Onderstepoort Journal of Veterinary Research ◽

10.4102/ojvr.v83i1.1163 ◽

2016 ◽

Vol 83 (1) ◽

Cited By ~ 3

Author(s):

Samuel Mantip ◽

Melvyn Quan ◽

David Shamaki ◽

Moritz Van Vuuren

Keyword(s):

Phylogenetic Analysis ◽

Small Ruminants ◽

Viral Disease ◽

N Gene ◽

Peste Des Petits Ruminants ◽

East African ◽

Tissue Samples ◽

Sheep And Goats ◽

Ecological Zones ◽

Agro Ecological Zones

Peste-des-petits-ruminants virus (PPRV) is a highly contagious, fatal and economically important viral disease of small ruminants that is still endemic and militates against the production of sheep and goats in endemic areas of the world. The aim of this study was to describe the viral strains within the country. This was carried out by collecting tissue and swab samples from sheep and goats in various agro-ecological zones of Nigeria.
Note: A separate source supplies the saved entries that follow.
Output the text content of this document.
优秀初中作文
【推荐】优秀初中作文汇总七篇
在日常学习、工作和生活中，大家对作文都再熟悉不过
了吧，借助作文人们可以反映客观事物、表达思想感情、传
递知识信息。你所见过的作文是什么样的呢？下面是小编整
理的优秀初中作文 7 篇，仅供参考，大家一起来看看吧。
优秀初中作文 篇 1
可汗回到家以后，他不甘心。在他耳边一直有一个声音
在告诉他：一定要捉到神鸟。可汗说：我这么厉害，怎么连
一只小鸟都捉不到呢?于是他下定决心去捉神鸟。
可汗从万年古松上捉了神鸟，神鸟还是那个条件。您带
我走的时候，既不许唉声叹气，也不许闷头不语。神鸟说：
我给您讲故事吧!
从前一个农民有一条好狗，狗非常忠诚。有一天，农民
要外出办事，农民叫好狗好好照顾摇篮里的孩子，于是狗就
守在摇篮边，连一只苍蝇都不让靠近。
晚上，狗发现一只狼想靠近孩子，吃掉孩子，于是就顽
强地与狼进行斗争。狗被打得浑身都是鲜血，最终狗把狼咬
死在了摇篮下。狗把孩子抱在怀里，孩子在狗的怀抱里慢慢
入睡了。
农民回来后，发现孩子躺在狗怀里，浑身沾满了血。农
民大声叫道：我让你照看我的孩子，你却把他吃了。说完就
The phylogeny of archived PPRV strains or isolates and those circulating and causing recent outbreaks was determined by sequencing of the nucleoprotein (N)-gene. Twenty tissue and swab samples from apparently healthy and sick sheep and goats were collected randomly from 18 states, namely 3 states in each of the 6 agro-ecological zones visited. A total of 360 samples were collected. A total of 35 samples of 360 (9.7%) tested positive by reverse transcriptase–polymerase chain reaction, of which 25 were from oculo-nasal swabs and 10 were from tissue samples. Neighbour-joining phylogenetic analysis using Phylogenetic Analysis Using Parsimony (PAUP) identified four different lineages, that is, lineages I, II, III and IV. Interestingly, the Nigerian strains described in this study grouped in two separate major lineages, that is, lineages II and IV. Strains from Sokoto, Oyo, Plateau and Ondo states grouped according to the historical distribution of PPRV together with the Nigerian 75/1 strain of lineage II, while other strains from Sokoto, Oyo, Plateau, Akwa-Ibom, Adamawa, Kaduna, Lagos, Bauchi, Niger and Kano states grouped together with the East African and Asian strains of lineage IV. This finding confirms that both lineage II and IV strains of PPRV are circulating in Nigeria. Previously, only strains of lineage II were found to be present in the country.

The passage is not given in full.